Core 2: Ideal Microscope Interfaces
We use interactive 3D computer graphics, haptics, and image analysis techniques to map the data and control from scientific instruments’ native coordinate systems and data formats into the 3D space of the specimen, where the scientist most directly perceives and acts.
- Project 1: nanoManipulator
- Project 2: 3DFM User Interface
- Project 3: High-Throughput Magnetics
- Project 4: Semi-Automatic Image Collection
Combine: Modern experiments often require more than one instrument to measure and control all relevant parameters. We are able to register and remap their multiple outputs into one 3D percept that displays the information from all instruments in their common context. We also map their manipulation capabilities into the same frame of reference, enabling direct viewing, touching, and manipulation of the specimen in the 3D space that is natural to the scientist. This decreases the intellectual effort required to mentally merge these separate streams, thereby increasing the intellectual energy available to the scientist to plan, evaluate, and analyze the experiment at hand.
Augment: Because the desired outcome of much of science is the development of a model that explains what is observed, we also seek to enhance the scientists’ ability to:
- fit models to the data (we add image analysis techniques),
- imagine the quantitative results predicted by their model (we add computer simulation), and
- compare models to experiment data (we seek to display them together and to optimize model fit).
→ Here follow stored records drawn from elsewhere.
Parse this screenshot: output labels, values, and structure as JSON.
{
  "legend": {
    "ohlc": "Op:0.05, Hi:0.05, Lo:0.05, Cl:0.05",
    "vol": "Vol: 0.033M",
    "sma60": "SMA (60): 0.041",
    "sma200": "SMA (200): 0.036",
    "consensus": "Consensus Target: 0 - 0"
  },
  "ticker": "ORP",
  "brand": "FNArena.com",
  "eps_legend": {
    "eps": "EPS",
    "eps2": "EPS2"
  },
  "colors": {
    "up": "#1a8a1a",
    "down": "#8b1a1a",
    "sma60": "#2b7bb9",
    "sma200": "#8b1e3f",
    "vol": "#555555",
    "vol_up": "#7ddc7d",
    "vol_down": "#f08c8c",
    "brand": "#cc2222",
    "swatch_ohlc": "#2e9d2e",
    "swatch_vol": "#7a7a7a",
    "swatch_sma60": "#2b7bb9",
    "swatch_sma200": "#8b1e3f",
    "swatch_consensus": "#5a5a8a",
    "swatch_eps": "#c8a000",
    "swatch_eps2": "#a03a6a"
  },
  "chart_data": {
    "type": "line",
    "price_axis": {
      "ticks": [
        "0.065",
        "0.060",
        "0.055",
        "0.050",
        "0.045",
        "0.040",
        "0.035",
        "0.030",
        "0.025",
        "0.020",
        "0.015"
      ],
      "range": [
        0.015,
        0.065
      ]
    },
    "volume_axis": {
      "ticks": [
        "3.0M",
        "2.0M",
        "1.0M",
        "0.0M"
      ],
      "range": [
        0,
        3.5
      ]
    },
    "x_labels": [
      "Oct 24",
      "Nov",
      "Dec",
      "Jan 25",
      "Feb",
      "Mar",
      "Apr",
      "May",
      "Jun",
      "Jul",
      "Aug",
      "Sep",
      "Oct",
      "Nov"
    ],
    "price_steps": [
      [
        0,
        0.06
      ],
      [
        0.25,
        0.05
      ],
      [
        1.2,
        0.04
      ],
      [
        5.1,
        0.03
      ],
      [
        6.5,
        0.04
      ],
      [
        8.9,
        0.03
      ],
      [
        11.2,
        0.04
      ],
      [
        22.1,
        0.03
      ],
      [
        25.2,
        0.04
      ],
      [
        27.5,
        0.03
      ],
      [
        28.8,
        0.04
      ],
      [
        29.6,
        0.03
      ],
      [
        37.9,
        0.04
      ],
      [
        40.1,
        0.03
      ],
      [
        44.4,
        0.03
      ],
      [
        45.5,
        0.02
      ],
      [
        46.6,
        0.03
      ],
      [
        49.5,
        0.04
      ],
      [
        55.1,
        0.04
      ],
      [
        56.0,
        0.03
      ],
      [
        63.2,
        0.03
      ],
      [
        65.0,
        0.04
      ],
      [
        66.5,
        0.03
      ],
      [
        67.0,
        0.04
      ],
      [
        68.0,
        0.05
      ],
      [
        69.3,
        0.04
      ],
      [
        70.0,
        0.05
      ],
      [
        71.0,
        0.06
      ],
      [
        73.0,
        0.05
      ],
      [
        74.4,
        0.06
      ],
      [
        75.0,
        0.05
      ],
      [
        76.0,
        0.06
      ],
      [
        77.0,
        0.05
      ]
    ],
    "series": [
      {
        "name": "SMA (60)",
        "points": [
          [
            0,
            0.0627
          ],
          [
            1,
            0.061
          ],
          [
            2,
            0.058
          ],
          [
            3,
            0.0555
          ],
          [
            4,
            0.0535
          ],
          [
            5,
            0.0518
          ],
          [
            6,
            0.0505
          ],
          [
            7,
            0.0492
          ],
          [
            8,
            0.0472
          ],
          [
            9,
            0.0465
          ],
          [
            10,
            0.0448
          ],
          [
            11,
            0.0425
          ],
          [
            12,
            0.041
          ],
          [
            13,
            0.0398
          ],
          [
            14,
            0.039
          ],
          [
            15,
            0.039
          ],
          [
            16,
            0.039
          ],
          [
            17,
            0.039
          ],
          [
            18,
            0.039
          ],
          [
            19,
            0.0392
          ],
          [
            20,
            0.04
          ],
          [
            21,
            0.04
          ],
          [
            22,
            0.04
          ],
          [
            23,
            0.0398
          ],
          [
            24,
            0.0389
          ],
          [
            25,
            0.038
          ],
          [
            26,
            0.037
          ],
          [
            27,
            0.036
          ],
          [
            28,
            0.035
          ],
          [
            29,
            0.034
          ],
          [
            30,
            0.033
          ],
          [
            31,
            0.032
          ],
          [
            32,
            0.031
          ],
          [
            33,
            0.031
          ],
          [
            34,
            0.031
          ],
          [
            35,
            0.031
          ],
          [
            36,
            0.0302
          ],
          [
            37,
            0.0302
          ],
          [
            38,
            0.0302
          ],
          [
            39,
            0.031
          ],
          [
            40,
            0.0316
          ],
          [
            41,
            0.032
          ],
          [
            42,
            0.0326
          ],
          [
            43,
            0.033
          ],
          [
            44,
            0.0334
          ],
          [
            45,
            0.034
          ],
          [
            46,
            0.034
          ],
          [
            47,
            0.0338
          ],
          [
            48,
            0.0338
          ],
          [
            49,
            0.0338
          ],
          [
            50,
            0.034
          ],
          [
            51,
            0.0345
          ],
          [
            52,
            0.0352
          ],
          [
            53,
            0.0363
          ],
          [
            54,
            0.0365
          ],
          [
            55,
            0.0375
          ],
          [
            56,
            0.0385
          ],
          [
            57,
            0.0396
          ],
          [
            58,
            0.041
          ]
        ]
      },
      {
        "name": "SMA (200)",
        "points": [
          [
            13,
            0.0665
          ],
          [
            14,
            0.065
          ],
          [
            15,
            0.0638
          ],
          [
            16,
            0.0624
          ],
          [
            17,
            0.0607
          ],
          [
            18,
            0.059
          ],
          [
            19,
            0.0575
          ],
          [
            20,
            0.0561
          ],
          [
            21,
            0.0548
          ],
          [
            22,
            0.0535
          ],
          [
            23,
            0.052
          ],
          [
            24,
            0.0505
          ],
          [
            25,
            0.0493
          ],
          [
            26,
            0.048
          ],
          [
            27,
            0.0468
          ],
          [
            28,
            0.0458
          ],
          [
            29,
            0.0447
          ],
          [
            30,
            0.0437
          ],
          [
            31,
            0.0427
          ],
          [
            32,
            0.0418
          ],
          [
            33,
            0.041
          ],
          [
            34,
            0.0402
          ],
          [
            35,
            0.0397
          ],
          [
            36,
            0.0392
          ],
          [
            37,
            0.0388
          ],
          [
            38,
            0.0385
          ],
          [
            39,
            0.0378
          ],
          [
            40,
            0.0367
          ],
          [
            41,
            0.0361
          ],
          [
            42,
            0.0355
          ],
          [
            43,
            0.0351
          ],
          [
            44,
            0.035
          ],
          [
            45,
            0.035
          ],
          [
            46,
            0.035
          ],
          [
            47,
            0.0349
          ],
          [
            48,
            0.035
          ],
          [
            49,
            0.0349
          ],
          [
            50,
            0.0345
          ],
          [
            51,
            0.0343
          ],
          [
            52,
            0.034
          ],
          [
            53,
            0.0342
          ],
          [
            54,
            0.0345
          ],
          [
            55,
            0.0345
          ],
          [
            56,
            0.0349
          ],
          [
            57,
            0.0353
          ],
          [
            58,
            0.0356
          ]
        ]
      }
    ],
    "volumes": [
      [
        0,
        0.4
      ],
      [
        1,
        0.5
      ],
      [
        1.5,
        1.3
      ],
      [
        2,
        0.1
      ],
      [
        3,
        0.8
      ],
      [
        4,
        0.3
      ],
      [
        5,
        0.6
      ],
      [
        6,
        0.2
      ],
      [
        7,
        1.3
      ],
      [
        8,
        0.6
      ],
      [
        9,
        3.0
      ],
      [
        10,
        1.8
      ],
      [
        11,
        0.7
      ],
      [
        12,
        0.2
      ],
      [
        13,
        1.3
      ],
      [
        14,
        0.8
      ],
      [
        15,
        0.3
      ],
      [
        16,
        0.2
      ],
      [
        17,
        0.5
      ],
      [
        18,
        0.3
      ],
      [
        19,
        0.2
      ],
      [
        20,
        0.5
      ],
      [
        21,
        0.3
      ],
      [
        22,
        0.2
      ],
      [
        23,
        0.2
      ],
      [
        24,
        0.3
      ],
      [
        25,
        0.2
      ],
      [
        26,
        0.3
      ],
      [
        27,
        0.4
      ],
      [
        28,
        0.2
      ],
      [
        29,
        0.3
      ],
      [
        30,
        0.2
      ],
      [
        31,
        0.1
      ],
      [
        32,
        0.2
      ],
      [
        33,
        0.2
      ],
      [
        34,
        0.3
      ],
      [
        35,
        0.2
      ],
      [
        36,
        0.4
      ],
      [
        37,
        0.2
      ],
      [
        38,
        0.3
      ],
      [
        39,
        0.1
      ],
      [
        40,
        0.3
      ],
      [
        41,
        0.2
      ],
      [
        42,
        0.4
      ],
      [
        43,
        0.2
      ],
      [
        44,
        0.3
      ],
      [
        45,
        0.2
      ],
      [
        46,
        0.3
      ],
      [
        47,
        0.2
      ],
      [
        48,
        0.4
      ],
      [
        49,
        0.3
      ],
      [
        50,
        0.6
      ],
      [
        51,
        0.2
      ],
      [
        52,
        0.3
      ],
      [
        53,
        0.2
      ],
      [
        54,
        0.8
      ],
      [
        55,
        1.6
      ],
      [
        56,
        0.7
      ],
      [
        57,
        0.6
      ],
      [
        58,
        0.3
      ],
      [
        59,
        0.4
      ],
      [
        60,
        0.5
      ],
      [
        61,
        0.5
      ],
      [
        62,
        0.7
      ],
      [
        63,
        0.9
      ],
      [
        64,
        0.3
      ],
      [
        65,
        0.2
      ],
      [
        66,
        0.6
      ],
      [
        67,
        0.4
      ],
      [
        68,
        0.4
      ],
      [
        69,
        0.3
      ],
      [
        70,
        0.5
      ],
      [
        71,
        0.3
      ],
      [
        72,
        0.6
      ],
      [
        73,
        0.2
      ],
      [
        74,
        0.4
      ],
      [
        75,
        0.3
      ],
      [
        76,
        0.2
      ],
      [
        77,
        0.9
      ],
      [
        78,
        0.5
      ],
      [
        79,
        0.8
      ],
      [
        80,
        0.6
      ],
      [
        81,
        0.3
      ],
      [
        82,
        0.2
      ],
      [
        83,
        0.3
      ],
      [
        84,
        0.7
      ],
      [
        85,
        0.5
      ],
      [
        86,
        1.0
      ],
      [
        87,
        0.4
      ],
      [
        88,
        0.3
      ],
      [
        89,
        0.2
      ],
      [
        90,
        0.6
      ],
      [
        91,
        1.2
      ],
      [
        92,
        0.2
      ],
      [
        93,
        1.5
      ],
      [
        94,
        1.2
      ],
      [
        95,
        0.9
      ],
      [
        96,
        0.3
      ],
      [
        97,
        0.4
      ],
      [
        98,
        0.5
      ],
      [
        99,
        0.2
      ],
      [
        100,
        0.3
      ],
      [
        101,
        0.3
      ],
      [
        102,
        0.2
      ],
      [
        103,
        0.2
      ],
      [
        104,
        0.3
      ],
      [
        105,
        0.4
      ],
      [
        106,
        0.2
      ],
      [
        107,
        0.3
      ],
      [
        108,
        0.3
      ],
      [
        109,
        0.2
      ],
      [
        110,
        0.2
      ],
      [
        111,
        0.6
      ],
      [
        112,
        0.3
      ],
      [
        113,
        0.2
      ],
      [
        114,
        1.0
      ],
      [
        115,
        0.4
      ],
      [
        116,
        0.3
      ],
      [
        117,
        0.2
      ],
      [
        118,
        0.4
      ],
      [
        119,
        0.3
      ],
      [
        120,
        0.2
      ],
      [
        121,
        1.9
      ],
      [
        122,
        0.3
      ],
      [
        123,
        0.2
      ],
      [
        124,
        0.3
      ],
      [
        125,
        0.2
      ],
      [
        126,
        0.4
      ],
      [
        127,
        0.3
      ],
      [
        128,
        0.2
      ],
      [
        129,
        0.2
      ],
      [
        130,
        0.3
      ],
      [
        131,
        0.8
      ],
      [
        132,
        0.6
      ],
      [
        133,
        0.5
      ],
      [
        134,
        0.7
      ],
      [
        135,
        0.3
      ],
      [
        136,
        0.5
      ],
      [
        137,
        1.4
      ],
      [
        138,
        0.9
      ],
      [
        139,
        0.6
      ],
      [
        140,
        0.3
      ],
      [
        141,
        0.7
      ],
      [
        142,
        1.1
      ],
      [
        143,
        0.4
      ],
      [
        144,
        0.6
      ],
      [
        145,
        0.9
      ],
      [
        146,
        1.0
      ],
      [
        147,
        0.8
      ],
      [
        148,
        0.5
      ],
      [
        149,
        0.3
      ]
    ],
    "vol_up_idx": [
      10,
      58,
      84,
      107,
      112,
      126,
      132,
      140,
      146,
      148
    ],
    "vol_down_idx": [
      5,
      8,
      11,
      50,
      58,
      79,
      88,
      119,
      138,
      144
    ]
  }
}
The Advanced Model Fitting and Analysis projects (section 3.2) seek to provide the analysis, model building, simulations, and techniques for combined display required. The present core seeks to integrate the results of that research seamlessly into the instrument (that is, experiment) interface itself.
Projects: The nanoManipulator interface to scanned-probe microscopes (SPMs) has proven itself over many years to be useful in DNA, virus, mucin, cell manipulation, fibrin and other experiments. This success and inherent limitations of SPMs led us to develop an interface to the 3D Force Microscope (3DFM-UI), a novel microscope that combines fluorescence, laser tracking, and magnetic-based force feedback into an imaging and manipulation tool. The success of the 3DFM-UI at enabling experiments to study mucus rheology, DNA extension, cilia mechanics, fibrin clots and other biological systems, and the need to perform orders of magnitude more such experiments, is pushing us to develop a new tool, the High-Throughput Magnetics manipulation environment. This tool will shift our focus from an emphasis on “scientist-in-the-loop” to “image-analysis-in-the-loop” feedback to guide experiments to successful conclusions. The increasing needs of our collaborators to view ever-larger regions of specimens at high resolution and to perform video-based tracking of single and multiple beads moving in 3D is also pushing us to develop Semi-Automatic Image Collection techniques.